Investment experts have projected a positive turnaround for the ITC stock with 41 out of 43 analysts on Bloomberg giving a “buy” or “Hold” call for the stock.
As per JM Financial, the addressable opportunity for ITC is still $ 22 billion – larger than even HUL’s ‘size of markets’ and more than three times that of Nestle India’s.
ITC in FY30 could clock an FMCG EBITDA that is higher than the combined FY20 EBITDA of Nestle India, Britannia, Tata Consumer, JM Financial said.
It said that ITC’s FMCG segment is possibly one of the most under-appreciated businesses in the Indian consumer space in recent times.
“We suspect the market may not have taken a holistic look yet; our understanding of Indian consumer categories tells us that ITC FMCG today addresses market opportunities that are Rs 2.1 trillion ($ 28 billion) in size in aggregate. Even if one excludes a couple of nascent Dairy products from the portfolio, the addressable opportunity for ITC is still $ 22 billion – larger than even HUL’s ‘size of markets’ and more than three times that of Nestle India’s,” it added.
“Profitability is low at present, but we reckon that with investment-phase largely done (though some new categories are still in incubation stages), profits and cash-generation would get much bigger here onwards,” the report said.

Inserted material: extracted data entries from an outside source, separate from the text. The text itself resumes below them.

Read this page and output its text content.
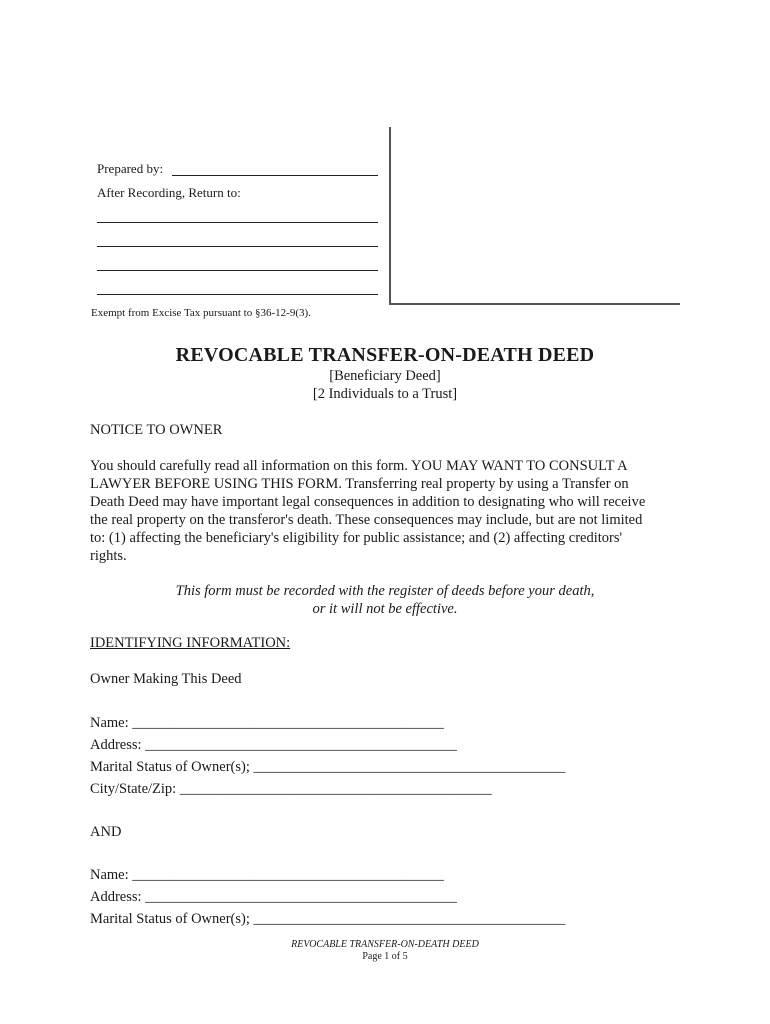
Prepared by:
After Recording, Return to:
Exempt from Excise Tax pursuant to §36-12-9(3).
REVOCABLE TRANSFER-ON-DEATH DEED
[Beneficiary Deed]
[2 Individuals to a Trust]
NOTICE TO OWNER
You should carefully read all information on this form. YOU MAY WANT TO CONSULT A
LAWYER BEFORE USING THIS FORM. Transferring real property by using a Transfer on
Death Deed may have important legal consequences in addition to designating who will receive
the real property on the transferor's death. These consequences may include, but are not limited
to: (1) affecting the beneficiary's eligibility for public assistance; and (2) affecting creditors'
rights.
This form must be recorded with the register of deeds before your death,
or it will not be effective.
IDENTIFYING INFORMATION:
Owner Making This Deed
Name: ___________________________________________
Address: ___________________________________________
Marital Status of Owner(s); ___________________________________________
City/State/Zip: ___________________________________________
AND
Name: ___________________________________________
Address: ___________________________________________
Marital Status of Owner(s); ___________________________________________
REVOCABLE TRANSFER-ON-DEATH DEED
Page 1 of 5
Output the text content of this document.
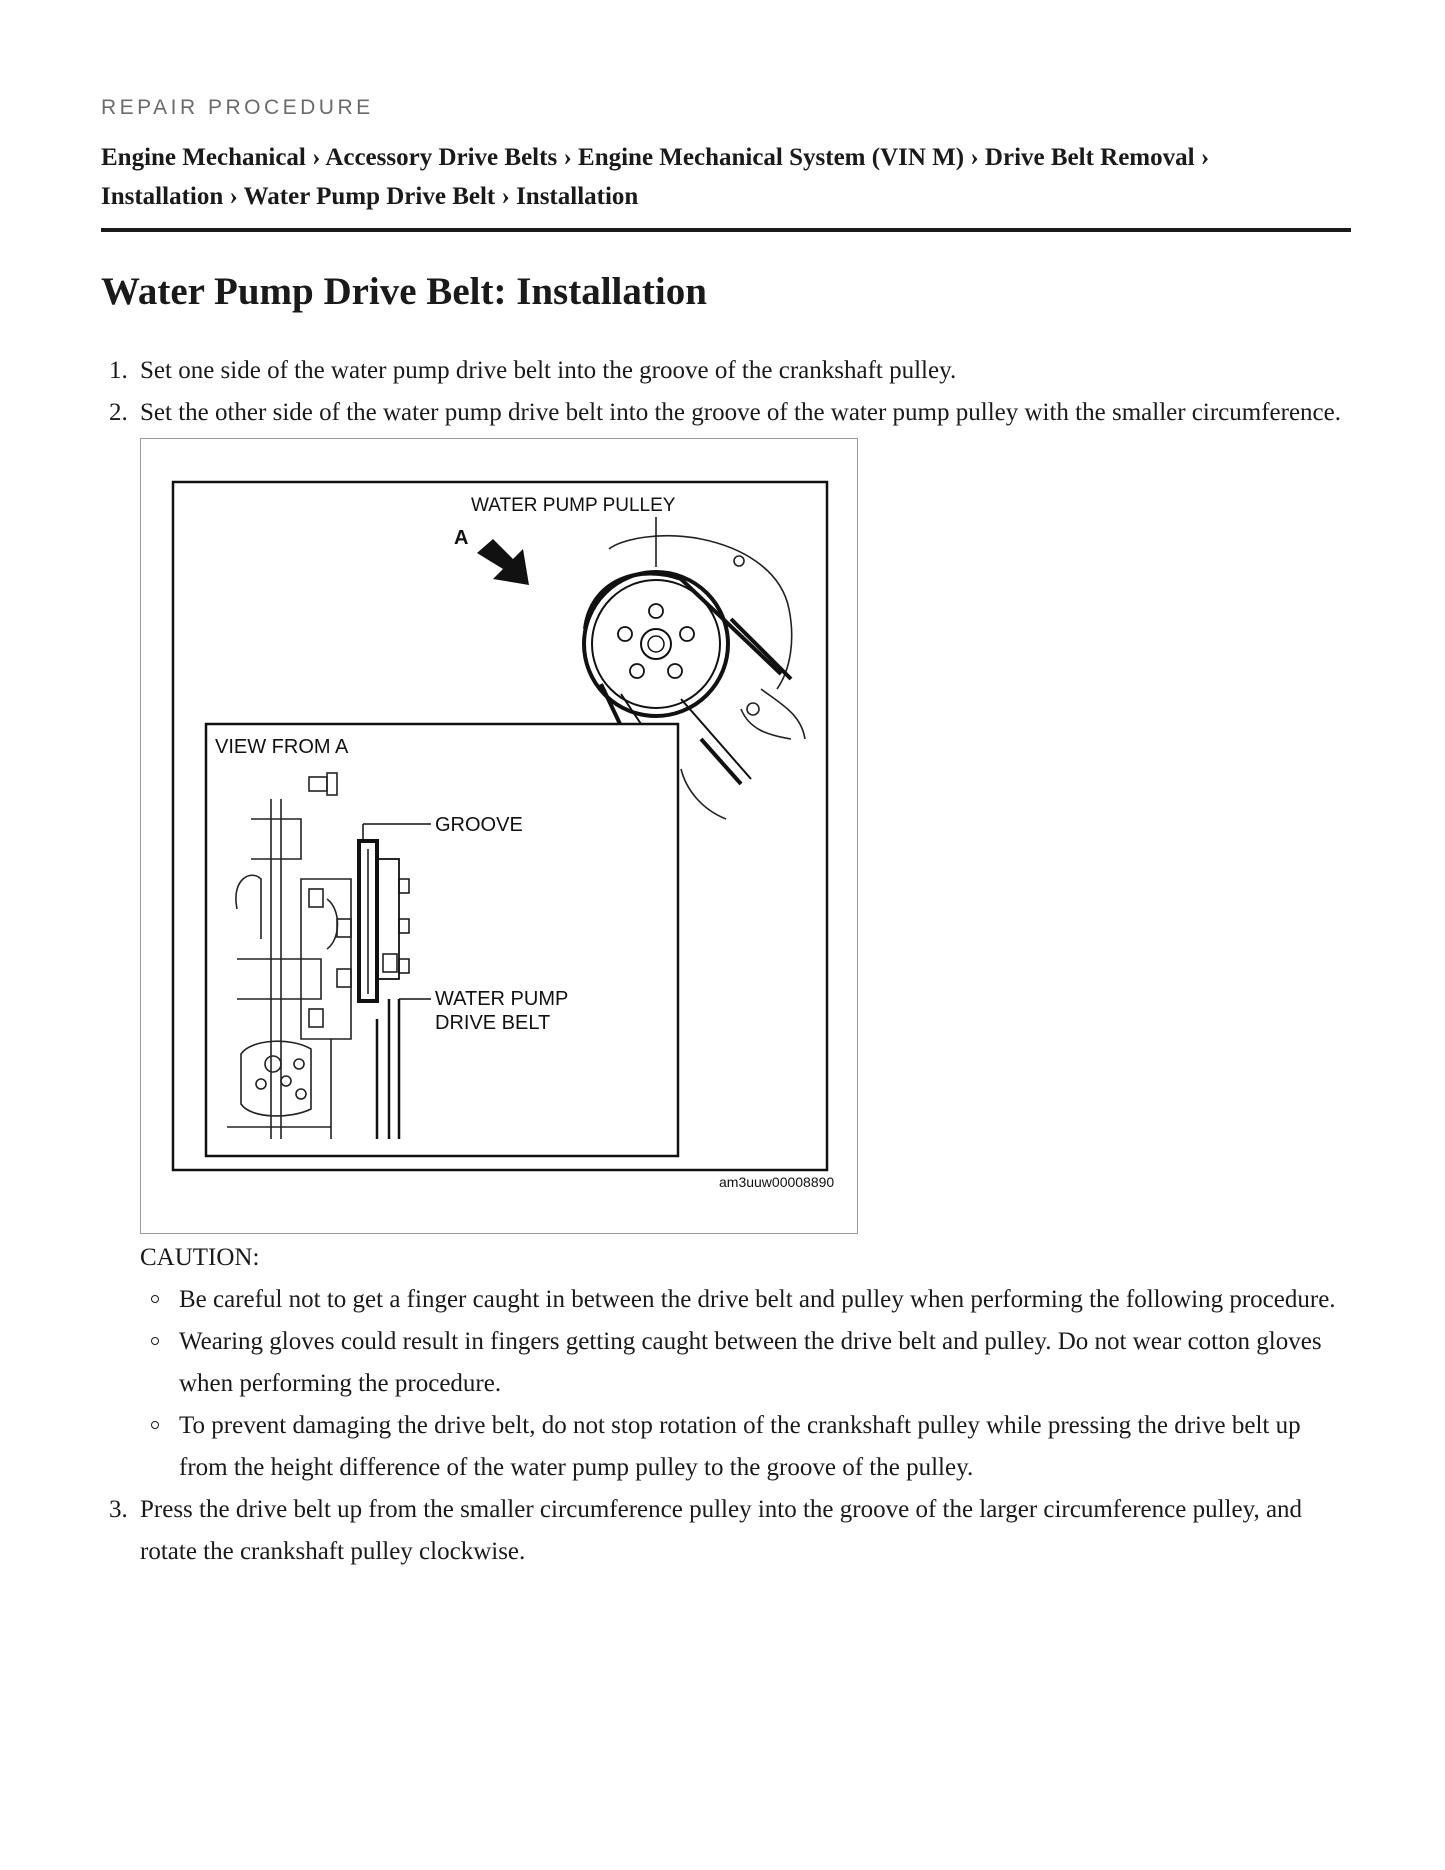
REPAIR PROCEDURE
Engine Mechanical › Accessory Drive Belts › Engine Mechanical System (VIN M) › Drive Belt Removal ›
Installation › Water Pump Drive Belt › Installation
Water Pump Drive Belt: Installation
1. Set one side of the water pump drive belt into the groove of the crankshaft pulley.
2. Set the other side of the water pump drive belt into the groove of the water pump pulley with the smaller circumference.
WATER PUMP PULLEY
A
VIEW FROM A
GROOVE
WATER PUMP
DRIVE BELT
am3uuw00008890
CAUTION:
Be careful not to get a finger caught in between the drive belt and pulley when performing the following procedure.
Wearing gloves could result in fingers getting caught between the drive belt and pulley. Do not wear cotton gloves when performing the procedure.
To prevent damaging the drive belt, do not stop rotation of the crankshaft pulley while pressing the drive belt up from the height difference of the water pump pulley to the groove of the pulley.
3. Press the drive belt up from the smaller circumference pulley into the groove of the larger circumference pulley, and rotate the crankshaft pulley clockwise.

As per Centrum Broking, “In our deep dive analysis into ITC’s foods business we conclude that it is at the cusp of a take-off both in terms of top-line and margins.”
“ITC is emerging as a foods company, more comparable to Nestle than HUL. Branded packed food consistently gaining saliency given the management focus (saliency increased from 71 per cent of other FMCG in FY14 to 81 per cent in FY20),” it added.
It is the only company which has successful brands from staples (Aashirvaad) to RTC and RTE (Sunfeast, Bingo, Yippee etc.).
ITC has made consistent investments in brand building over the past decade helping create brands across the branded packed food categories from staples a and dairy to RTC and RTE. Aashirvaad, Sunfeast, Bingo and Yippee now account for Rs 60 billion, 40 billion, 27 billion and 13 billion in consumer spend terms.
As per BNP Paribas, there is a faster than expected recovery in ITC’s cigarette business. The catalyst for ITC is a faster than expected recovery in cigarette volumes and higher than expected margin expansion in the FMCG business.
As per B&K Securities, a turnaround in cigarette volumes is expected from September onwards. “We believe the gradual lifting of start/stop lockdowns in most states, opening up of bars/clubs in some states and more attendance in offices due to lesser fears from Covid-19 will lead to the marginal smoker slowly coming back. Given the fact that 30 per cent of the smokers’ user base comprises of non-regular smokers who have been impacted by the start/stop lockdowns, we feel the industry figures will start looking up from September 2020,” it added.